4 – Shakib Is Out of Form
0-46 from 4 overs is never a particularly enticing set of figures, on any pitch, in any game, for any player. When you consider a spinner recorded these figures on a helpful pitch, they look worse; when you consider the fact they were in a crucial play-off match, they look even worse ; when you know it was Shakib-al-Hasan, arguably the best spin-bowling all-rounder in the world, they look bizarre. But was this just a blip for the Bangladeshi legend?
Having had a sensational World Cup in England and Wales just a couple of months ago, Shakib Al Hasan has struggled with both bat and ball in CPL 2019. His strike rate with the bat in this tournament is the second lowest of all T20 competitions he has played in the last year.
His CPL 2019 bowling strike-rate has also been the second highest in all T20 competitions he has played in the last 12 months. He isn’t contributing as he typically would, with bat or with ball.

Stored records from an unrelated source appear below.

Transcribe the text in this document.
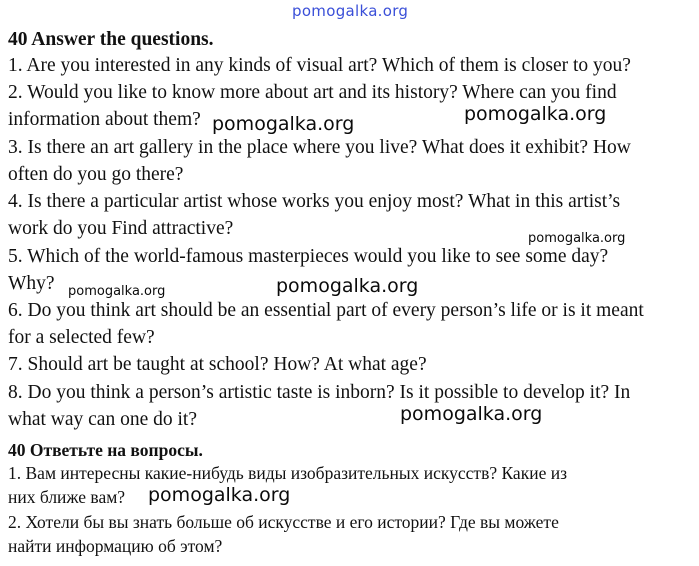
pomogalka.org
40 Answer the questions.
1. Are you interested in any kinds of visual art? Which of them is closer to you?
2. Would you like to know more about art and its history? Where can you find
information about them?
3. Is there an art gallery in the place where you live? What does it exhibit? How
often do you go there?
4. Is there a particular artist whose works you enjoy most? What in this artist’s
work do you Find attractive?
5. Which of the world-famous masterpieces would you like to see some day?
Why?
6. Do you think art should be an essential part of every person’s life or is it meant
for a selected few?
7. Should art be taught at school? How? At what age?
8. Do you think a person’s artistic taste is inborn? Is it possible to develop it? In
what way can one do it?
40 Ответьте на вопросы.
1. Вам интересны какие-нибудь виды изобразительных искусств? Какие из
них ближе вам?
2. Хотели бы вы знать больше об искусстве и его истории? Где вы можете
найти информацию об этом?
pomogalka.org	pomogalka.org
pomogalka.org
pomogalka.org	pomogalka.org
pomogalka.org
pomogalka.org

Of course, these statistics are not terrible. The point is more than we would expect far, far better of the world’s number two ranked T20 all rounder, because that’s what we have seen from him for so long. The Tridents would look to Shakib as their leading spinner and so far he has not been performing at a level befitting that role. He still has one, perhaps two chances to recover his form – for Barbados hopes, you’d say he needs to get back to his best, and quickly.